Generative künstliche Intelligenz (KI) hat in letzter Zeit eine erstaunliche Karriere in der Branche hingelegt, da die Medien ständig darüber berichten und fast wöchentlich neue bahnbrechende Anwendungen auf den Markt kommen. Aber sehen wir die gleiche Art von Umbruch mit dieser Technologie auch im kriminellen Untergrund? Nein.
Der cyberkriminellen Welt sind KI-Anwendungen nicht fremd und KI wurde schon missbraucht, bevor generative Modelle zum Industrietrend wurden. In einem gemeinsam mit Europol und UNICRI veröffentlichten Bericht untersuchten wir, wie der kriminelle Untergrund KI ausnutzt. „Malicious Uses and Abuses of Artificial Intelligence“ erschien 2020, nur eine Woche nach der Ankündigung von GPT-3 (Generative Pre-trained Transformer-3).

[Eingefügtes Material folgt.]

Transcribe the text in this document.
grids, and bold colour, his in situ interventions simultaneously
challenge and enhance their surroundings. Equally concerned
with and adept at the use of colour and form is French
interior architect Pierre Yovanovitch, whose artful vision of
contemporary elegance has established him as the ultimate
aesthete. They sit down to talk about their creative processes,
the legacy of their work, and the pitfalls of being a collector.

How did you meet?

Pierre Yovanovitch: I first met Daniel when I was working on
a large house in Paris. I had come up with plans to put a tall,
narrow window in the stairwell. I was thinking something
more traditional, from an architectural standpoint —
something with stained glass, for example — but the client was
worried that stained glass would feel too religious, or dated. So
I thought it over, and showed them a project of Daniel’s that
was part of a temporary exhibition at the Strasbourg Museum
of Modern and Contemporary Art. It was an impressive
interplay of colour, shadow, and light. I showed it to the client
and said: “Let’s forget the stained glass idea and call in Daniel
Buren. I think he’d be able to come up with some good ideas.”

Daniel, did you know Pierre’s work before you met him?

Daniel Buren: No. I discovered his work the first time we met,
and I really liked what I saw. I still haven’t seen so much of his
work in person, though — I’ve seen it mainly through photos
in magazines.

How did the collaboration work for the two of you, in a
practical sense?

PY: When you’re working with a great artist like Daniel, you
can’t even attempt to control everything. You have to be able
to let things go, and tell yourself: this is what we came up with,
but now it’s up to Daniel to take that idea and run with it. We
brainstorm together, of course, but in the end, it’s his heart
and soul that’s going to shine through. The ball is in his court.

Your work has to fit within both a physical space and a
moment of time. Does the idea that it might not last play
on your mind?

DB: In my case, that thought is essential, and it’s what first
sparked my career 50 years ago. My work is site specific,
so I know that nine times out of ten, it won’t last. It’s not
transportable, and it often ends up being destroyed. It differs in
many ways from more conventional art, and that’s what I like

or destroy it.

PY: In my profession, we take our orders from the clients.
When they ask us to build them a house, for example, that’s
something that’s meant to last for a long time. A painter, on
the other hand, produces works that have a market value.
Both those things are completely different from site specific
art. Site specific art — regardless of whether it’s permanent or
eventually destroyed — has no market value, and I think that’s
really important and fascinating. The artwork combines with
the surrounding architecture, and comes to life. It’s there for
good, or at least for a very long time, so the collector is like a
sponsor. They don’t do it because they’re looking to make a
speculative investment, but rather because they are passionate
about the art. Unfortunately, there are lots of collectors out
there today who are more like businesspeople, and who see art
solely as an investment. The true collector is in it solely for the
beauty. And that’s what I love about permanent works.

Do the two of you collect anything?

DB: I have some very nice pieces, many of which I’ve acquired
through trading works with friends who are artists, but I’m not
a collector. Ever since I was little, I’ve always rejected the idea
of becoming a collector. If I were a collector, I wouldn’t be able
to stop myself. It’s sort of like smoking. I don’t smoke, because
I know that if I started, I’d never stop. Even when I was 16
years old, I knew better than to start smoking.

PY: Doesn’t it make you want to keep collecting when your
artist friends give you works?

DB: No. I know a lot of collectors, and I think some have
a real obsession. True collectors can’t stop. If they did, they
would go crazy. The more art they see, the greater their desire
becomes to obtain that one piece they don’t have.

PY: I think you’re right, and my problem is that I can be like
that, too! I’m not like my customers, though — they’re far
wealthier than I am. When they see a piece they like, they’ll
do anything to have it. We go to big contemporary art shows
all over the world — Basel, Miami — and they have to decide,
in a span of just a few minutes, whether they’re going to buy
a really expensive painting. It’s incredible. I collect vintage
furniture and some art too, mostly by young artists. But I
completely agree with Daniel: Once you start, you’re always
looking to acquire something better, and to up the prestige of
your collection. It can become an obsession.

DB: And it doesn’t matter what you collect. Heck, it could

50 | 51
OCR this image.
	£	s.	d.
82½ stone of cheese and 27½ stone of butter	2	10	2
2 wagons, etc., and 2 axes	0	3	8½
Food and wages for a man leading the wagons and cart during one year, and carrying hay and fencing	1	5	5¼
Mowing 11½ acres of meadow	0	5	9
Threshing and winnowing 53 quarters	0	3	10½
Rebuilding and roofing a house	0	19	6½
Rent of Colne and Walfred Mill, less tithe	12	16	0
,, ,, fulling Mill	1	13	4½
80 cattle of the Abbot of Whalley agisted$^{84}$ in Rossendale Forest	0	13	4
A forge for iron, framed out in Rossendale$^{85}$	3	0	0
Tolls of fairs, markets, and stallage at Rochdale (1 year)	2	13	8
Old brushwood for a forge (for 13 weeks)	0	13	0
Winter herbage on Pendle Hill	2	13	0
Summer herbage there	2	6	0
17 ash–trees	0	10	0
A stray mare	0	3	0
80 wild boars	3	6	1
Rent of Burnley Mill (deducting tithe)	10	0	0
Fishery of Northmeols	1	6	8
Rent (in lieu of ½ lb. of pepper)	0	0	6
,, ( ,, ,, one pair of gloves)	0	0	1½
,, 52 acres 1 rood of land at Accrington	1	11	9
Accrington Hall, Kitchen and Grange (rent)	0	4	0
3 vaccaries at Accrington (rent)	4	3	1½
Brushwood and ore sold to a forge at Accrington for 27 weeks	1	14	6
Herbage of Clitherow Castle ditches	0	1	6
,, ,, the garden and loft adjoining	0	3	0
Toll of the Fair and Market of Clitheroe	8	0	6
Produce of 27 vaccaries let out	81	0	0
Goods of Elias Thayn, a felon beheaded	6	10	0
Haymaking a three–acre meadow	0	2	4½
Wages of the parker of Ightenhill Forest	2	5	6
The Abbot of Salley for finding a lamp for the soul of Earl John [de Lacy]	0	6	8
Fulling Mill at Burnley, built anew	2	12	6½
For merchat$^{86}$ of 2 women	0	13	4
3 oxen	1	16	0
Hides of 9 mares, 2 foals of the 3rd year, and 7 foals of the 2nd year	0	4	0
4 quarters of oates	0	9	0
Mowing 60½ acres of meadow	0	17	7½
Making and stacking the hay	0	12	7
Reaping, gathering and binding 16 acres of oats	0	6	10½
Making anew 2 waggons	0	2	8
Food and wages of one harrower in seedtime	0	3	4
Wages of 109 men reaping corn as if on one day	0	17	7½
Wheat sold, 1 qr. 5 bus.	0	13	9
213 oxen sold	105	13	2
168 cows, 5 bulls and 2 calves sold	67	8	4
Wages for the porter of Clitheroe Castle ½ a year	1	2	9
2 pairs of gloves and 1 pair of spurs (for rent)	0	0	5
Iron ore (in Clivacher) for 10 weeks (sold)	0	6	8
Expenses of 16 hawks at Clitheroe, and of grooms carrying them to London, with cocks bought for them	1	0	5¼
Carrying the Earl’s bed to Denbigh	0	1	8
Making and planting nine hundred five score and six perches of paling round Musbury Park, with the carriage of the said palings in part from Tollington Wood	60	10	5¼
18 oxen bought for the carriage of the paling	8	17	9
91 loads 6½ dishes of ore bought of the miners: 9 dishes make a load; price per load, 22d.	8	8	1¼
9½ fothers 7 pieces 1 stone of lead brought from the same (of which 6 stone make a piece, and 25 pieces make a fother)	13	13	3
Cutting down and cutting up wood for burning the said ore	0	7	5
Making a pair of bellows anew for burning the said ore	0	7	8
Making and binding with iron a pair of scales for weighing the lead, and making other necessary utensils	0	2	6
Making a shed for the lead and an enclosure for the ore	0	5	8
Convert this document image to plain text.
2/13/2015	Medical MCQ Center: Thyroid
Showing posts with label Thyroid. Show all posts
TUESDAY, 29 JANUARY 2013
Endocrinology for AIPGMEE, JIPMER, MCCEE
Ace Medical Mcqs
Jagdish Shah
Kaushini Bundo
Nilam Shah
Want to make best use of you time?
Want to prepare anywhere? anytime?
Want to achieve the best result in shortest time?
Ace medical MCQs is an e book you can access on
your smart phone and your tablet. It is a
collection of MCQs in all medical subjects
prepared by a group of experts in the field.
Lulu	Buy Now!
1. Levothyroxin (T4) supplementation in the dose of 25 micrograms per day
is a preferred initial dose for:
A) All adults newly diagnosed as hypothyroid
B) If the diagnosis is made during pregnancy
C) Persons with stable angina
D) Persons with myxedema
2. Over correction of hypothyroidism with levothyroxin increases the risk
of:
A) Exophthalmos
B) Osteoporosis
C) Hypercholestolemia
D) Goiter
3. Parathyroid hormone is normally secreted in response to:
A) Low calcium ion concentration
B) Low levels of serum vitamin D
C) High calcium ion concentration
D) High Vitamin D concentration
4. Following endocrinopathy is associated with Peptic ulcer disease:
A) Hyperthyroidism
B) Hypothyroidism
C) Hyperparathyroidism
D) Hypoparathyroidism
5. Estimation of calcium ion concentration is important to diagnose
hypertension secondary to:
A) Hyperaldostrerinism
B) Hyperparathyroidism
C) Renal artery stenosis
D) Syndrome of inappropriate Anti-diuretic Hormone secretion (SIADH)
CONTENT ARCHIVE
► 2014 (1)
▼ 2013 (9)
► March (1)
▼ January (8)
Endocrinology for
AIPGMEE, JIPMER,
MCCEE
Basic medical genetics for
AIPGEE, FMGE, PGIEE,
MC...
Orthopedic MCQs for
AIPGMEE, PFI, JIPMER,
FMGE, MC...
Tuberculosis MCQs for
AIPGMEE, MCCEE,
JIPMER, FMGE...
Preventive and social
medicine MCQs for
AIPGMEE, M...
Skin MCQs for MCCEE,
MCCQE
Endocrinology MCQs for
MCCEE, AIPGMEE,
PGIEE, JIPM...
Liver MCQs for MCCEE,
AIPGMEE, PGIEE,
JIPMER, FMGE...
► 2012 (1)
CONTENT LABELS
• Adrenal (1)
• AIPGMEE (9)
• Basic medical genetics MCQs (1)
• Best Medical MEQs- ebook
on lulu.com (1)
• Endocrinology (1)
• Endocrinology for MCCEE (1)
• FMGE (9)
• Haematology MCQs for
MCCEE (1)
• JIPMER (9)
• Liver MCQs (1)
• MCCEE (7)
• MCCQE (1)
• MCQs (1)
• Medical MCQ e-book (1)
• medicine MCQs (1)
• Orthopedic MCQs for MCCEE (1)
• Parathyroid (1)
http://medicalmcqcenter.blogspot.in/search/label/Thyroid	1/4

Seither hat die KI-Technologie ihren Siegeszug angetreten. Die IT-Branche hat einen regelrechten Boom neuer großer Sprachmodelle (LLMs) und Tools erlebt, die entweder versuchen, mit ChatGPT zu konkurrieren oder die von OpenAI hinterlassenen Lücken zu füllen. Diese Technologien fördern quelloffene oder spezialisierte Modelle sowie neue Forschung und Anwendungen zur Verbesserung und sogar zum Angriff auf LLMs.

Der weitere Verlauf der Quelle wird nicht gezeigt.